To proste bo nie pozostaje żaden ślad o czym była rozmowa, potem jak przychodzi co do czego zawsze można kłamać że rozmawiano o czymś innym albo że polecenia nie zostały wykonane. Normą jest dodawanie nowych zadań i zmian zgadzając się w rozmowie na zmienię deadline lub budżetu żeby przy płaceniu zarzucić że umowa była inna, „przecież to tydzień temu miało być” albo „ile? pan chyba żartuje umawialiśmy się na tyle”.
Wiem że za kilka dni jak w końcu się uda skończyć projekt który zmieniam bez końca a wg klienta poprawiam bo np. niezbyt dokładnie czytam jego teksty i przepuszczam błędy w nazwach substancji chemicznych będzie chryja.
Jeśli już postawie się i mówię że nie zrobię nic więcej bez przesłania wytycznych w formie pisemnej dostaje tekst który kompletnie nic nie znaczy lub nie jest realny do wykonania a klient „precyzuje” co miał na myśli – zawsze będzie można powiedzieć że polecenia nie zostały wykonane chcąc wprowadzić następne i następne i następne zmiany.

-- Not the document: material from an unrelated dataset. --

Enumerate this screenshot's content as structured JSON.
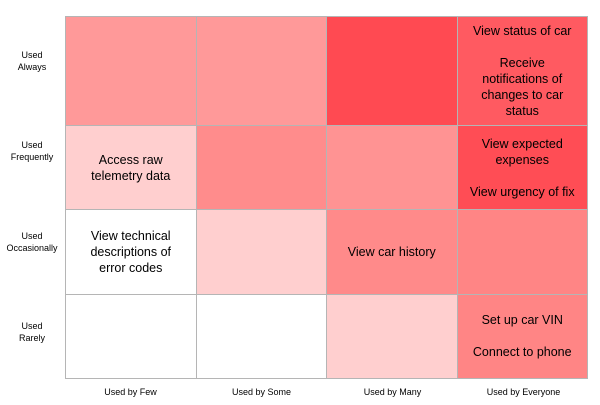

Najgenialniejszą wytyczną jaką dostałem było zmienienie gotowej już ulotki które brzmiało mniej więcej tak:
Proszę zmniejszyć ulotkę z formatu A4 do A5, powiększyć wszystkie elementy i teksty dwa razy i zrobić coś żeby odstępy między elementami były większe – teraz jest strasznie ciasno.
Dobre? Ja też tak uważam, i mam tą zabawę prawie co dzień … jak ja mogę to lubić :) chyba tylko dla tego że się śmieje z większości tych bzdetów i bzdur a tu mam swój mały wentyl bezpieczeństwa.
I chwiałbym zdenerwować jeszcze co poniektórych, dostałem trzeci brief – 6 stron, wykresy, mapy + dodatkowo przykłady tego co się podoba klientowi. Normalnie jakiś wysyp, zaraza czy co?